L’ex terzino del Milan e della Lazio, Massimo Oddo, ha offerto una lucida analisi sul nuovo corso rossonero guidato da Rúben Amorim. Secondo l’ex campione del mondo, la proposta del tecnico portoghese è apprezzabile per le idee e la volontà di creare una squadra aggressiva e dominante nel gioco.
Tuttavia, ha sottolineato che per vedere risultati concreti servirà tempo. Oddo ha indicato come ci siano stati solo alcuni sprazzi nelle prime partite, evidenziando che i verdetti di inizio campionato sono poco indicativi. Ha spiegato che un allenatore ha bisogno di inculcare la propria ideologia di calcio e non può riuscirci in due soli mesi.
L’esempio lampante, secondo lui, è la Roma che con Gasperini ha iniziato ad andare forte solo dopo un po’ di tempo. Per queste ragioni, al momento non considera il Milan una squadra da scudetto, precisando che la sua competitività dipenderà dalla crescita del collettivo, più che da quella dei singoli giocatori.
Oddo ha poi ampliato il suo discorso ad alcuni singoli. Ha definito Cissé un profilo molto interessante, un giovane che ha già mostrato grandi cose e sta confermando le sue qualità in una categoria superiore. Ne ha elogiato la forte personalità, notando come non tema mai la giocata, il dribbling o la corsa dietro agli avversari.

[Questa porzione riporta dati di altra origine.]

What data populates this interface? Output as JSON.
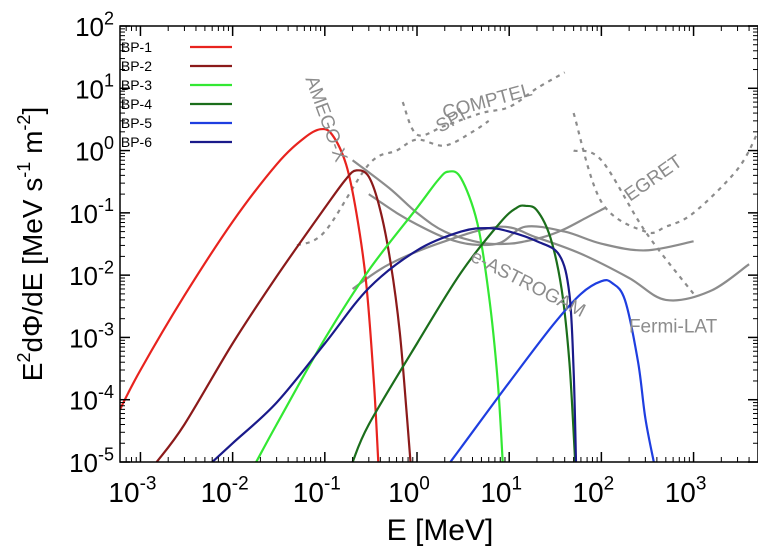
{
  "chart_data": {
    "type": "line",
    "xlabel": "E [MeV]",
    "ylabel_parts": [
      "E",
      "2",
      "dΦ/dE [MeV s",
      "-1",
      " m",
      "-2",
      "]"
    ],
    "x_scale": "log",
    "y_scale": "log",
    "xlim": [
      0.0006,
      5000
    ],
    "ylim": [
      1e-05,
      100
    ],
    "x_ticks": [
      {
        "base": "10",
        "exp": "-3",
        "value": 0.001
      },
      {
        "base": "10",
        "exp": "-2",
        "value": 0.01
      },
      {
        "base": "10",
        "exp": "-1",
        "value": 0.1
      },
      {
        "base": "10",
        "exp": "0",
        "value": 1
      },
      {
        "base": "10",
        "exp": "1",
        "value": 10
      },
      {
        "base": "10",
        "exp": "2",
        "value": 100
      },
      {
        "base": "10",
        "exp": "3",
        "value": 1000
      }
    ],
    "y_ticks": [
      {
        "base": "10",
        "exp": "-5",
        "value": 1e-05
      },
      {
        "base": "10",
        "exp": "-4",
        "value": 0.0001
      },
      {
        "base": "10",
        "exp": "-3",
        "value": 0.001
      },
      {
        "base": "10",
        "exp": "-2",
        "value": 0.01
      },
      {
        "base": "10",
        "exp": "-1",
        "value": 0.1
      },
      {
        "base": "10",
        "exp": "0",
        "value": 1
      },
      {
        "base": "10",
        "exp": "1",
        "value": 10
      },
      {
        "base": "10",
        "exp": "2",
        "value": 100
      }
    ],
    "legend_position": "top-left",
    "series": [
      {
        "name": "BP-1",
        "color": "#e8231e",
        "x": [
          0.0006,
          0.001,
          0.003,
          0.01,
          0.03,
          0.06,
          0.09,
          0.12,
          0.17,
          0.22,
          0.28,
          0.34,
          0.38
        ],
        "y": [
          7e-05,
          0.0003,
          0.0047,
          0.072,
          0.6,
          1.6,
          2.2,
          1.8,
          0.6,
          0.1,
          0.008,
          0.0002,
          1e-05
        ]
      },
      {
        "name": "BP-2",
        "color": "#8b1a1a",
        "x": [
          0.0015,
          0.003,
          0.01,
          0.03,
          0.1,
          0.17,
          0.22,
          0.3,
          0.4,
          0.52,
          0.65,
          0.78,
          0.85
        ],
        "y": [
          1e-05,
          4e-05,
          0.0008,
          0.0095,
          0.12,
          0.35,
          0.48,
          0.38,
          0.11,
          0.015,
          0.0012,
          5e-05,
          1e-05
        ]
      },
      {
        "name": "BP-3",
        "color": "#33e833",
        "x": [
          0.018,
          0.03,
          0.1,
          0.3,
          1,
          1.7,
          2.2,
          3,
          4.5,
          6,
          7.5,
          8.5
        ],
        "y": [
          1e-05,
          4e-05,
          0.00095,
          0.012,
          0.12,
          0.34,
          0.46,
          0.36,
          0.07,
          0.005,
          0.0002,
          1e-05
        ]
      },
      {
        "name": "BP-4",
        "color": "#1b6e1b",
        "x": [
          0.2,
          0.3,
          1,
          3,
          8,
          12,
          15,
          20,
          28,
          37,
          45,
          52
        ],
        "y": [
          1e-05,
          4e-05,
          0.0008,
          0.011,
          0.07,
          0.12,
          0.13,
          0.11,
          0.04,
          0.006,
          0.0004,
          1e-05
        ]
      },
      {
        "name": "BP-5",
        "color": "#1e3ee0",
        "x": [
          2.3,
          3,
          10,
          30,
          60,
          100,
          130,
          180,
          250,
          300,
          370
        ],
        "y": [
          1e-05,
          1.7e-05,
          0.00019,
          0.0016,
          0.005,
          0.008,
          0.0075,
          0.004,
          0.0004,
          5e-05,
          1e-05
        ]
      },
      {
        "name": "BP-6",
        "color": "#1a1a8a",
        "x": [
          0.006,
          0.01,
          0.03,
          0.1,
          0.3,
          1,
          3,
          6,
          10,
          20,
          35,
          45,
          50,
          53
        ],
        "y": [
          1e-05,
          2e-05,
          9e-05,
          0.0008,
          0.0062,
          0.025,
          0.05,
          0.057,
          0.05,
          0.035,
          0.021,
          0.005,
          0.0003,
          1e-05
        ]
      }
    ],
    "sensitivity_curves": [
      {
        "label": "AMEGO-X",
        "style": "solid",
        "color": "#8c8c8c",
        "x": [
          0.2,
          0.5,
          1,
          2,
          5,
          10,
          15,
          25,
          40,
          70,
          110
        ],
        "y": [
          0.7,
          0.25,
          0.1,
          0.05,
          0.033,
          0.032,
          0.035,
          0.042,
          0.055,
          0.085,
          0.12
        ]
      },
      {
        "label": "e-ASTROGAM",
        "style": "solid",
        "color": "#8c8c8c",
        "x": [
          0.3,
          0.6,
          1,
          2,
          4,
          8,
          15,
          40,
          100,
          300,
          1000
        ],
        "y": [
          0.2,
          0.1,
          0.065,
          0.04,
          0.031,
          0.033,
          0.06,
          0.05,
          0.032,
          0.025,
          0.035
        ]
      },
      {
        "label": "Fermi-LAT",
        "style": "solid",
        "color": "#8c8c8c",
        "x": [
          0.2,
          0.5,
          2,
          8,
          20,
          60,
          200,
          500,
          1500,
          4000
        ],
        "y": [
          0.006,
          0.015,
          0.035,
          0.06,
          0.04,
          0.022,
          0.009,
          0.004,
          0.0055,
          0.015
        ]
      },
      {
        "label": "SPI",
        "style": "dashed",
        "color": "#8c8c8c",
        "x": [
          0.05,
          0.1,
          0.3,
          0.6,
          1,
          2,
          4,
          6
        ],
        "y": [
          0.03,
          0.05,
          0.6,
          1,
          1.5,
          1.2,
          2,
          3
        ]
      },
      {
        "label": "COMPTEL",
        "style": "dashed",
        "color": "#8c8c8c",
        "x": [
          0.7,
          1,
          2,
          5,
          10,
          20,
          40
        ],
        "y": [
          6,
          1.8,
          2.5,
          4,
          5,
          10,
          18
        ]
      },
      {
        "label": "",
        "style": "dashed",
        "color": "#8c8c8c",
        "x": [
          50,
          100,
          300,
          1000
        ],
        "y": [
          1,
          0.7,
          0.05,
          0.005
        ]
      },
      {
        "label": "EGRET",
        "style": "dashed",
        "color": "#8c8c8c",
        "x": [
          50,
          100,
          300,
          500,
          1000,
          3000,
          5000
        ],
        "y": [
          4,
          0.15,
          0.05,
          0.06,
          0.1,
          0.5,
          2
        ]
      }
    ],
    "curve_labels": [
      {
        "text": "AMEGO-X",
        "x": 0.09,
        "y": 3,
        "rotate": 70
      },
      {
        "text": "SPI",
        "x": 2.5,
        "y": 2.5,
        "rotate": -28
      },
      {
        "text": "COMPTEL",
        "x": 6,
        "y": 5,
        "rotate": -15
      },
      {
        "text": "EGRET",
        "x": 400,
        "y": 0.3,
        "rotate": -35
      },
      {
        "text": "e-ASTROGAM",
        "x": 15,
        "y": 0.006,
        "rotate": 27
      },
      {
        "text": "Fermi-LAT",
        "x": 600,
        "y": 0.0012,
        "rotate": 0
      }
    ]
  }
}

Questo, ha affermato, è un segnale molto positivo che fa sperare in una sua crescita ulteriore, considerandolo un profilo da convocare in Nazionale. Ha anche espresso fiducia in Gonçalo Ramos, definendolo un attaccante che ha sempre dato il suo contributo e che si è laureato per due volte campione in Champions con il Psg. Oddo si è detto convinto che farà bene anche in rossonero.
In un interessante parallelo storico, ha immaginato Luka Modric nel suo Milan del 2007. Pur definendolo un campione assoluto, ha ammesso che non avrebbe avuto il posto da titolare garantito, poiché avrebbe dovuto competere con un certo Andrea Pirlo nel suo ruolo.
Infine, ha dedicato un pensiero a Rino Gattuso, suo ex compagno e amico, elogiandone la professionalità e la capacità di gestire le situazioni di difficoltà, come dimostrato dall’ottima partenza della sua Lazio. Ha concluso ricordando la sua esperienza personale, con la conquista inaspettata della Champions League nel 2007, dopo essere arrivato a gennaio in una squadra che in campionato non stava brillando.